Une des utilisations des principes évolutionnistes en psychothérapie consiste à changer le contexte d’apparition des comportements, des pensées et des émotions, afin de modifier en retour ces comportements ou la portée des émotions et des pensées. Dans l’ACT par exemple, quand on aide un patient à considérer ses pensées comme des outils à sa disposition plutôt que des vérités sur le monde, ou à accueillir sa souffrance comme une information sur ce qui est important pour lui, on transforme en fait le contexte d’apparition des pensées et des émotions. D’une certaine façon, on modifie ainsi l’écosystème de certaines pensées et émotions afin qu’elles s’y épanouissent moins facilement.
Quand ce sont les individus eux-mêmes qui modifient leur environnement, on parle de construction de niche dans les sciences de l’évolution. L’exemple canonique de construction de niche est celui de la construction de barrages chez les castors, qui modèlent ainsi leur habitat en augmentant le niveau de l’eau d’une partie d’une rivière, transformant en quelques sortes la rivière en lac. En retour, ils vivent dans un écosystème composé d’autres animaux et d’espèces végétales qu’on trouve habituellement dans des lacs, qui influencent leurs autres comportements (par exemple de reproduction). De la même façon, les fourmis Myrmelachista schumanni pulvérisent de l’acide formique sur toutes les espèces autres que l’arbre dans lequel elles font leur nid, créant ainsi des zones entières sans aucune biodiversité, appelées Jardins du diable. Elles éloignent de cette façon les herbivores et modifient à l’évidence en retour leurs propres comportements, par exemple de recherche de nourriture.

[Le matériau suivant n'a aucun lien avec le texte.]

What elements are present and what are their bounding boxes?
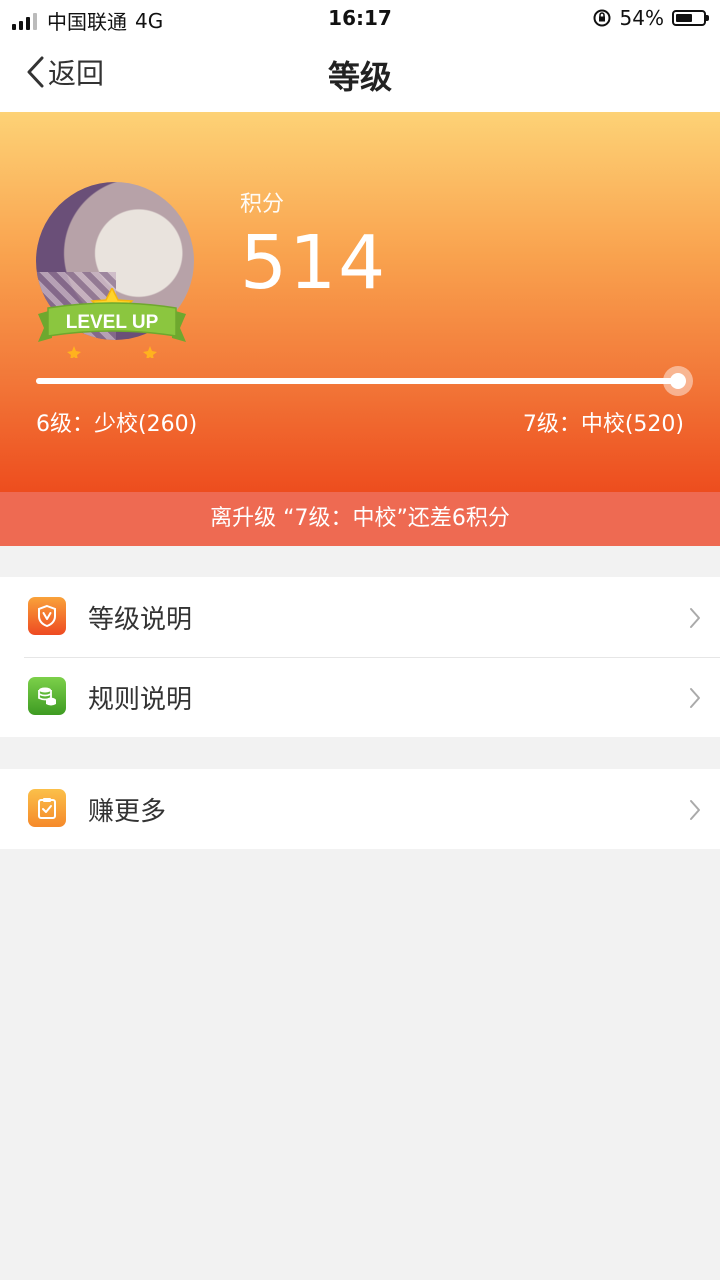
- level-progress-fill: [36, 378, 679, 384]
- level-hero: LEVEL UP 积分 514 6级：少校(260) 7级：中校(520): [0, 112, 720, 492]
- points-label: 积分: [240, 192, 285, 217]
- shield-v-icon: [28, 597, 66, 635]
- level-progress-knob: [663, 366, 694, 396]
- menu-group-info: 等级说明 规则说明: [0, 577, 720, 737]
- current-level-label: 6级：少校(260): [36, 412, 198, 437]
- coins-icon: [28, 677, 66, 715]
- next-level-label: 7级：中校(520): [522, 412, 684, 437]
- level-up-badge: LEVEL UP: [34, 286, 190, 362]
- status-bar: 中国联通 4G 16:17 54%: [0, 0, 720, 36]
- page-title: 等级: [327, 58, 392, 96]
- level-progress-bar: [36, 366, 694, 396]
- rotation-lock-icon: [593, 9, 611, 27]
- status-right: 54%: [592, 6, 709, 30]
- menu-label-earn-more: 赚更多: [88, 797, 167, 827]
- chevron-right-icon: [690, 608, 700, 628]
- clipboard-check-icon: [28, 789, 66, 827]
- chevron-right-icon: [690, 800, 700, 820]
- menu-item-level-info[interactable]: 等级说明: [0, 577, 720, 657]
- nav-bar: 返回 等级: [0, 36, 720, 112]
- chevron-right-icon: [690, 688, 700, 708]
- menu-label-level-info: 等级说明: [88, 605, 193, 635]
- menu-group-earn: 赚更多: [0, 769, 720, 849]
- battery-percent: 54%: [619, 6, 664, 30]
- upgrade-hint: 离升级 “7级：中校”还差6积分: [0, 492, 720, 546]
- points-value: 514: [240, 220, 388, 306]
- menu-label-rules: 规则说明: [88, 685, 193, 715]
- menu-item-earn-more[interactable]: 赚更多: [0, 769, 720, 849]
- menu-item-rules[interactable]: 规则说明: [0, 657, 720, 737]
- badge-text: LEVEL UP: [66, 312, 159, 333]
- battery-icon: [672, 10, 709, 26]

Chez l’être humain, à côté des spectaculaires constructions de niches tangibles, on observe également de nombreux exemples de construction de niche cognitive, c’est-à-dire de situations dans lesquelles les êtres humains modifient leur environnement cognitif, avec en retour des changements de leurs comportements. La démarche de l’ACT est de construire une niche cognitive spécifique dans laquelle les pensées et les émotions peuvent être considérées avec distance, afin d’influencer en retour les comportements vers une meilleure qualité de vie.
En dehors de la psychothérapie, il existe de nombreux autres exemples de construction de niche cognitive, dont certains ont des effets collectifs particulièrement importants. Le passage à l’heure d’été est une de ces constructions de niche cognitive. Elle est particulièrement intéressante en raison de son ampleur et pour son caractère répétitif. Deux fois par an, nous décidons de reculer ou d’avancer d’une heure par rapport à l’heure du soleil. En un instant, simultanément pour des millions d’entre nous (l’heure d’été s’applique dans un grand nombre de pays des zones tempérées), un repère de synchronisation est transformé. Très rapidement après le changement, des millions d’êtres humains passent à table plus tôt (ou plus tard), se réveillent plus tôt (ou plus tard), se déplacent pour se rendre au travail plus tôt (ou plus tard), bref, modifient leurs comportements alors qu’absolument rien n’a changé dans leur environnement physique. Le changement de leur environnement cognitif a des répercussions notables sur leurs comportements, et rien à part les êtres humains eux-mêmes n’a décidé de ce changement.
La particularité de la construction de niche cognitive est qu’elle est totalement arbitraire, puisqu’elle est basée sur du langage. Cela signifie que les répercussions d’une construction de niche cognitive sur les comportements peuvent être très rapides, quasi-instantanés dans cet exemple, puisqu’ils n’impliquent rien de matériel. De fait, cette capacité permet une très grande flexibilité comportementale et une adaptabilité décuplée.